The Trump administration quietly changed their definition of domestic violence in April, restricting its meaning so that the Department of Justice could only use the term in regard to behavior that constitutes a felony or misdemeanor crime. The unexplained change, which was made without even an official announcement, means that the DoJ will not fund or implement programs that help those suffering from emotional, economic, or psychological abuse that hasn’t yet escalated to physical violence.

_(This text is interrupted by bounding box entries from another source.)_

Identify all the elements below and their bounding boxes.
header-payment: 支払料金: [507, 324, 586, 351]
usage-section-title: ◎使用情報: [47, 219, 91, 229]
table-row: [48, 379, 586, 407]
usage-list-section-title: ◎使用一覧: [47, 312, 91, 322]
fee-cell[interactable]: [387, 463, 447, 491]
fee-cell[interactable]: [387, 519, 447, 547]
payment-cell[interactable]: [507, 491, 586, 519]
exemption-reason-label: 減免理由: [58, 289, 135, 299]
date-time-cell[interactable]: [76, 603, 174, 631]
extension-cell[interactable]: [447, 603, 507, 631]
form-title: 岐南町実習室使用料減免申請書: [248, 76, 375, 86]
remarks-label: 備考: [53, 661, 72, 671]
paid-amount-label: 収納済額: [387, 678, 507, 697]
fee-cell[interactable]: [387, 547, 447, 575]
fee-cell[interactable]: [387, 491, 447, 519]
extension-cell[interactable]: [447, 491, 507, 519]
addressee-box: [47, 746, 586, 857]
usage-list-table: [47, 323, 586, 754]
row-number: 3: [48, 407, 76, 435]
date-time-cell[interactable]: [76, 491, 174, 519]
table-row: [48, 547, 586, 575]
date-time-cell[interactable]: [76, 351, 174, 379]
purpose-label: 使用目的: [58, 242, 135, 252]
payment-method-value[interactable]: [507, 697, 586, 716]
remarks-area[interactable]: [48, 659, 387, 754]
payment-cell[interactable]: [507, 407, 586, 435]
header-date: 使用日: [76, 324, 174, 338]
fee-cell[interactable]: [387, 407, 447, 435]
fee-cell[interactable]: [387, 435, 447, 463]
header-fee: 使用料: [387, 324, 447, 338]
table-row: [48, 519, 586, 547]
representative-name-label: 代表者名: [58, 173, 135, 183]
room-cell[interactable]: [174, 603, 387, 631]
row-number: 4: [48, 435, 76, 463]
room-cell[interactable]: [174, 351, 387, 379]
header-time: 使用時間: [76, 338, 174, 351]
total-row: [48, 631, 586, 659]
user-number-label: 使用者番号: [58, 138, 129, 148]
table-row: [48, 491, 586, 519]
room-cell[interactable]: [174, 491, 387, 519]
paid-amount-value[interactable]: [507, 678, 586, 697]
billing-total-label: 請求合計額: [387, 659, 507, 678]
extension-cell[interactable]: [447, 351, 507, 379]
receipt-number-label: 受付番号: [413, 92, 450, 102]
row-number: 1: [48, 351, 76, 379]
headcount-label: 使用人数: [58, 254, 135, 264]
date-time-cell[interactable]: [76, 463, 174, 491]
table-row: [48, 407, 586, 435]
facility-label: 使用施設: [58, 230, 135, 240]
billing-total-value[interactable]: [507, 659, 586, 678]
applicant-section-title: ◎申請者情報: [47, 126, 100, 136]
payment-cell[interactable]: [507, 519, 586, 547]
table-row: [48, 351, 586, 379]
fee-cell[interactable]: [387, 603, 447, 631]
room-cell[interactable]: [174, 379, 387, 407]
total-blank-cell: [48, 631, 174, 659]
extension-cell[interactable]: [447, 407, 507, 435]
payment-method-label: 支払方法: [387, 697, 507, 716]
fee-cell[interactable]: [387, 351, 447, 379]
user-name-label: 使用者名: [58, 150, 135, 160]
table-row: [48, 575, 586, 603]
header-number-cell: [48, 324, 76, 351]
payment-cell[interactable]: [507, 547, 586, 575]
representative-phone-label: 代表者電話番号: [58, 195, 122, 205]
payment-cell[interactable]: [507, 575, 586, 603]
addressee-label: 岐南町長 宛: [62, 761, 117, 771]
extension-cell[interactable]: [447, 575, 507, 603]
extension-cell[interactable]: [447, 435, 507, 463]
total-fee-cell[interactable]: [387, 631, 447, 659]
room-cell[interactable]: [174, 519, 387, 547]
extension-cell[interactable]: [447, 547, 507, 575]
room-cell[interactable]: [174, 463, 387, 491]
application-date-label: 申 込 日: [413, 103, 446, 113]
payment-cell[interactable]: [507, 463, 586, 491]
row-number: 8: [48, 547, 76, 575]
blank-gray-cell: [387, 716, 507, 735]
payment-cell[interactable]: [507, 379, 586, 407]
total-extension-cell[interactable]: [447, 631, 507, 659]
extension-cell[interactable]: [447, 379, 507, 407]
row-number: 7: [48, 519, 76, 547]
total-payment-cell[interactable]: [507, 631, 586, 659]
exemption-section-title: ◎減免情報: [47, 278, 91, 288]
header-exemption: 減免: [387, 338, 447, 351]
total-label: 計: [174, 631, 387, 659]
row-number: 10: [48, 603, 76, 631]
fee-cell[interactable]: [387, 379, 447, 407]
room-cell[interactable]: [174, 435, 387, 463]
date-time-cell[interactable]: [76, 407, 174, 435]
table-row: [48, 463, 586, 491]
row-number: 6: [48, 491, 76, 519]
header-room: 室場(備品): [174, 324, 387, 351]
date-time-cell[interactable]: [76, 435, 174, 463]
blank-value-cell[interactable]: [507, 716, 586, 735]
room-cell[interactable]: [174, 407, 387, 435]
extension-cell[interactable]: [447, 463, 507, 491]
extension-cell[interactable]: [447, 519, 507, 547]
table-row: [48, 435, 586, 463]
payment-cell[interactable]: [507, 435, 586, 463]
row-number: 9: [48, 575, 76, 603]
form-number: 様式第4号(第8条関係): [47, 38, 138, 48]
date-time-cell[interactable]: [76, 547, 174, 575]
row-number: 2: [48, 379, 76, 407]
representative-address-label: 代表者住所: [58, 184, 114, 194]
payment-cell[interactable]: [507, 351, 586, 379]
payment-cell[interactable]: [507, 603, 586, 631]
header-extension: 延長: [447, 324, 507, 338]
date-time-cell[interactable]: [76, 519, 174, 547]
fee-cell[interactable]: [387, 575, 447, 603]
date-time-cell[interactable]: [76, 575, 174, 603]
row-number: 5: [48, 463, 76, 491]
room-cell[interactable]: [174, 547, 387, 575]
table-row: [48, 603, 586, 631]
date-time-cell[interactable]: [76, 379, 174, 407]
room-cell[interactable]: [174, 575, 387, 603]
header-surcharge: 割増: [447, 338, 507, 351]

The decision to weaken the DoJ’s definition of domestic violence has been condemned by activists who say that emotional violence can be as life-altering if not more so than physical violence. The change also disproportionately impacts the poor and minorities who are statistically significantly less likely to report domestic violence to police. While it’s still too early to evaluate the full impact of the change, experts worry that it will also impact The Office on Violence Against Women’s (OVW) efforts to fund programs that combat domestic and sexual abuse. If grants are restricted according to the new definition, funding to programs combating domestic violence may find itself restricted solely to agencies that work with victims of crimes — leaving countless survivors without the resources needed to escape or improve their own dire situations. According to the Centers for Disease Control and Prevention, more than one-third of U.S. women are believed to have experienced psychological abuse from an intimate partner.
In another similarly disturbing move, the OVW has also reportedly restricted its definition of sexual assault so that it refers solely to cases that violate proscribed law.